Comparison of antioxidant capacity of cow and ewe milk kefirs


YILMAZ ERSAN L. , ÖZCAN T. , AKPINAR BAYİZİT A. , ŞAHİN S.

JOURNAL OF DAIRY SCIENCE, vol.101, no.5, pp.3788-3798, 2018 (Journal Indexed in SCI) identifier identifier identifier

  • Publication Type: Article / Article
  • Volume: 101 Issue: 5
  • Publication Date: 2018
  • Doi Number: 10.3168/jds.2017-13871
  • Title of Journal : JOURNAL OF DAIRY SCIENCE
  • Page Numbers: pp.3788-3798
  • Keywords: antioxidant capacity, cow, ewe, milk, kefir, OXIDATIVE STRESS, FERMENTATION, WHEY, OPTIMIZATION, PEPTIDES, PRODUCTS, YOGURTS, ABILITY, CHEESE, GRAINS

Abstract

This research aimed to evaluate the effects of using either grain or commercial starter culture on the antioxidative capacity of cow and ewe milk kefirs.
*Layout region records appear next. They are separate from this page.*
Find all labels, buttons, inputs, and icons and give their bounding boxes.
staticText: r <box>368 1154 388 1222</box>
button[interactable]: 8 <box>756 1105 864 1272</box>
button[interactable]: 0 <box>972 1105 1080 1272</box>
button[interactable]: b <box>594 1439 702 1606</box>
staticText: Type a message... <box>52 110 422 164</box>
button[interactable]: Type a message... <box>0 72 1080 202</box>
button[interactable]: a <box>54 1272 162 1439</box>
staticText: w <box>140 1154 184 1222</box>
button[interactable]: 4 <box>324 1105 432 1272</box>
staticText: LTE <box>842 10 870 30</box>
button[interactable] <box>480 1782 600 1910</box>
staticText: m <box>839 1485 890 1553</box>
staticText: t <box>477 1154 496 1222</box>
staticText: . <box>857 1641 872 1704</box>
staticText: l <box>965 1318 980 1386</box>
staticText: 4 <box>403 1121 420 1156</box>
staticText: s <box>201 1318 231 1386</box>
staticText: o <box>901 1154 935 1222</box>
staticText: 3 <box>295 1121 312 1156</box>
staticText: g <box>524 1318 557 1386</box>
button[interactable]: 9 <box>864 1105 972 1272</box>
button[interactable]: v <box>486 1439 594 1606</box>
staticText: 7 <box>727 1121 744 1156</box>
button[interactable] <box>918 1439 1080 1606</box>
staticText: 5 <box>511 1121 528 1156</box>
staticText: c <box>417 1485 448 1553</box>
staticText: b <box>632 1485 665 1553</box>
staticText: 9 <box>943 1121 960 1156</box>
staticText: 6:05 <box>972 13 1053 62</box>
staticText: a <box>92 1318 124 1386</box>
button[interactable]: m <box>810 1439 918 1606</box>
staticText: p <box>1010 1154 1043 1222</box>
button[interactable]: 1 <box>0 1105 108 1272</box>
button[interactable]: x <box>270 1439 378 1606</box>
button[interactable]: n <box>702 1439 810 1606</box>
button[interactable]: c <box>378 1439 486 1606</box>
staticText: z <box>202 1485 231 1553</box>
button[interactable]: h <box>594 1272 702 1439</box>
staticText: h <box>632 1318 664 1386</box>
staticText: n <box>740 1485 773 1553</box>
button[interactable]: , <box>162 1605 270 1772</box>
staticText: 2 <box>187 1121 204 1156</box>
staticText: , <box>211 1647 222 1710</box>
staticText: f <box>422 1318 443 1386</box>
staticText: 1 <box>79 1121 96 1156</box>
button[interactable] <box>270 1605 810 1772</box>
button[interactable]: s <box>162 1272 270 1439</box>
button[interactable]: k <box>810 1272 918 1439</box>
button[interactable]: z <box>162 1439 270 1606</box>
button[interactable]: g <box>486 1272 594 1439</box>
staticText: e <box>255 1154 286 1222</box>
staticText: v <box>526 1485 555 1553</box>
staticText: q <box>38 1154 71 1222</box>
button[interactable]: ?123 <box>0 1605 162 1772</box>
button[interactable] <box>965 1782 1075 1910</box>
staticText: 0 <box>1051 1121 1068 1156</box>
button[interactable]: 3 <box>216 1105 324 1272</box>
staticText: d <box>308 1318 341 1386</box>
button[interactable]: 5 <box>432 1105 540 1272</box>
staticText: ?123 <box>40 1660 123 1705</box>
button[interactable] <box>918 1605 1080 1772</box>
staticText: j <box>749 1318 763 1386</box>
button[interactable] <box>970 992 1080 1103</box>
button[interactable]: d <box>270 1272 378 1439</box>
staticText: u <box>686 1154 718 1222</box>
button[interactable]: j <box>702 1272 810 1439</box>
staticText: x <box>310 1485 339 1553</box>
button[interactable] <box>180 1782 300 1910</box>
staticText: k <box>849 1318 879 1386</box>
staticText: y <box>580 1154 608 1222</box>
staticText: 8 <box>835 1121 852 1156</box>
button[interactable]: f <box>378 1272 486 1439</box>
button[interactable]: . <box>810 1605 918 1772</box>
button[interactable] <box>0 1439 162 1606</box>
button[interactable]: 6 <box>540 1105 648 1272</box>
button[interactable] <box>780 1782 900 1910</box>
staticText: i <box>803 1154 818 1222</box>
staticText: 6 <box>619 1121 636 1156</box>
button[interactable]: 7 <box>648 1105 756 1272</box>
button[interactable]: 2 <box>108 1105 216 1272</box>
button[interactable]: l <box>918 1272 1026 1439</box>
The antioxidant capacity of kefir samples during fermentation and 21 d of storage was assessed by using 3 assays: 2,2'-azino-bis(3-ethylbenzthiazoline-6-sulfonic acid) (ABTS) radical cation decolorization; 2,2-diphenyl-1-picrylhydrazyl (DPPH center dot) radical scavenging activity assay; and Fe+3-reducing power (ferric reducing antioxidant power assay, FRAP). Vitamin E and beta-carotene contents were also quantified. All kefir samples exhibited varying values for DPPH, ABTS, and FRAP assays depending on the starter culture and milk type. Vitamin E and beta-carotene contents were similar in all kefir samples during storage. The results of this study suggest that milk type (cow or ewe) and culture type (kefir grains or commercial starter) were the significant parameters for the antioxidative activity of kefir.